Recent surveys demonstrate that most Iraqis' No. 1 concern today is obtaining essential services, Eyre said. In the past, he noted, Iraqi citizens' top concern was security.
"We continue to work nonstop with our Iraqi partners to improve the quality of life for all Iraqis," Eyre said. More than 4,400 Iraq reconstruction projects valued at nearly $7 billion have been completed since January 2004, he said.
Meanwhile, the GRD continues to partner and coordinate with senior Iraqi government officials, Eyre said, to "ensure that everything we do is building toward completed projects that meet the needs of the people of Iraq." In this endeavor, he added, the Iraqi government is in the lead, while the GRD takes a supporting role.
The GRD's reconstruction projects are providing Iraqis essential services such as energy, water, education, security and health care facilities and transportation, said Richard A. Hancock, the GRD's director of programs, who accompanied Eyre at the news conference.
Just last week, Hancock said, a new water treatment plant was opened that has the capability to provide clean drinking water for more than 190,000 residents of Baghdad's Sadr City district.
The Sadr City water treatment plant is among more than 800 water-supply projects that have been completed throughout Iraq, Hancock said.
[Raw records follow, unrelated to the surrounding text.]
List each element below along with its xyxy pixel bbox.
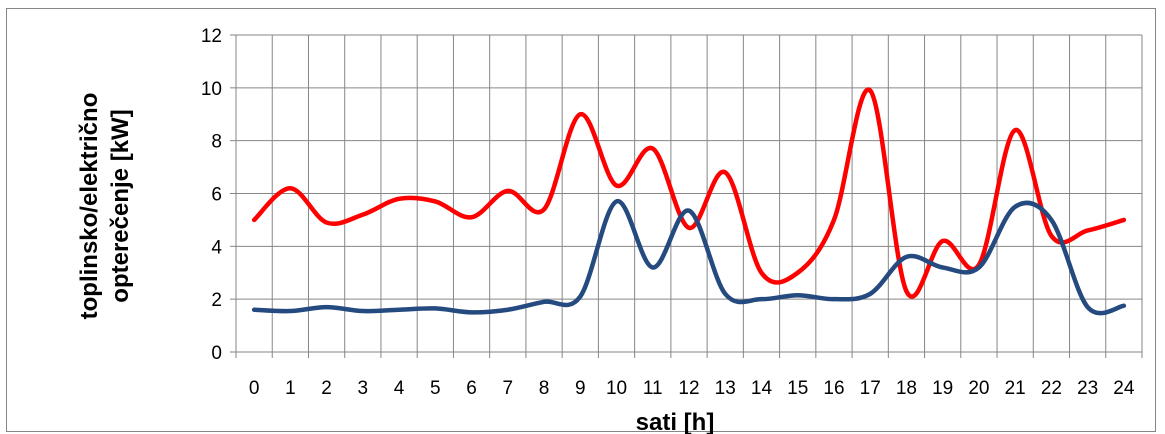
x-tick-label: 13 (715, 378, 736, 399)
x-tick-label: 10 (606, 378, 627, 399)
x-tick-label: 11 (643, 378, 663, 399)
axes (230, 34, 1143, 358)
y-tick-labels: 0 2 4 6 8 10 12 (201, 26, 223, 364)
series-line-1 (251, 87, 1127, 299)
x-tick-label: 12 (678, 378, 699, 399)
x-axis-title: sati [h] (636, 409, 715, 434)
y-tick-label: 12 (201, 26, 222, 47)
x-tick-label: 1 (285, 378, 296, 399)
x-tick-label: 17 (860, 378, 881, 399)
y-axis-title-line-1: toplinsko/električno (76, 93, 103, 320)
x-tick-labels: 0 1 2 3 4 5 6 7 8 9 10 11 12 13 14 15 16 17 18 19 20 21 22 23 24 (249, 378, 1135, 399)
y-tick-label: 4 (211, 237, 222, 258)
x-tick-label: 22 (1041, 378, 1062, 399)
y-tick-label: 8 (211, 132, 222, 153)
y-tick-label: 6 (211, 185, 222, 206)
x-tick-label: 20 (968, 378, 989, 399)
y-tick-label: 0 (211, 343, 222, 364)
x-tick-label: 6 (466, 378, 477, 399)
x-tick-label: 0 (249, 378, 260, 399)
series-lines (251, 87, 1127, 316)
x-tick-label: 24 (1113, 378, 1135, 399)
x-tick-label: 21 (1005, 378, 1026, 399)
x-tick-label: 16 (823, 378, 844, 399)
x-tick-label: 7 (503, 378, 514, 399)
x-tick-label: 4 (394, 378, 405, 399)
y-axis-title-line-2: opterečenje [kW] (107, 109, 134, 302)
y-tick-label: 2 (211, 290, 222, 311)
x-tick-label: 3 (358, 378, 369, 399)
y-tick-label: 10 (201, 79, 222, 100)
x-tick-label: 19 (932, 378, 953, 399)
chart-frame (6, 8, 1156, 432)
x-tick-label: 14 (751, 378, 773, 399)
x-tick-label: 8 (539, 378, 550, 399)
x-tick-label: 9 (575, 378, 586, 399)
x-tick-label: 5 (430, 378, 441, 399)
x-tick-label: 15 (787, 378, 808, 399)
x-tick-label: 2 (321, 378, 332, 399)
x-tick-label: 18 (896, 378, 917, 399)
grid-lines (235, 34, 1143, 352)
series-line-2 (251, 199, 1127, 316)
x-tick-label: 23 (1077, 378, 1098, 399)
These projects, he said, "have directly impacted the quality of life, health and well-being for more than 5 million people."
Meanwhile, Hancock said, a soon-to-be-completed expansion of the electrical power plant at Qudas, north of Baghdad, will have the capacity to add 180 megawatts of electricity to Iraq's power grid.
"These added megawatts are equivalent to enough power for 180,000 homes," Hancock said, noting that the Iraqis will take over management of the plant this spring.
The GRD also has turned over 132 primary health clinics and 41 hospitals to the Iraqi Ministry of Health, Hancock said.
"These hospitals and clinics provide modern facilities for the treatment of millions of patients in all parts of the country," Hancock said, while "ensuring a clean and modern workspace" for health care workers.
To attract top-notch physicians, Hancock said, many of the larger health care facilities offer off-site housing for doctors.
It's also important, he said, to acknowledge the key role that education plays in Iraq's future.
"We have built or renovated more than 1,100 schools," Hancock said, that provide Iraqi children "with the kind of quality facilities they deserve."
Other reconstruction efforts, Hancock said, are geared toward adult education needs, such as the dormitory, classroom and auditorium renovation projects now under way at a 1,400-student vocational school in Iskandaria, south of Baghdad.
"One of the best parts of that school," Hancock said, "is that as students graduate we are putting many of them right to work on the construction site, expanding the school that they just graduated from [and] using the skills they just learned."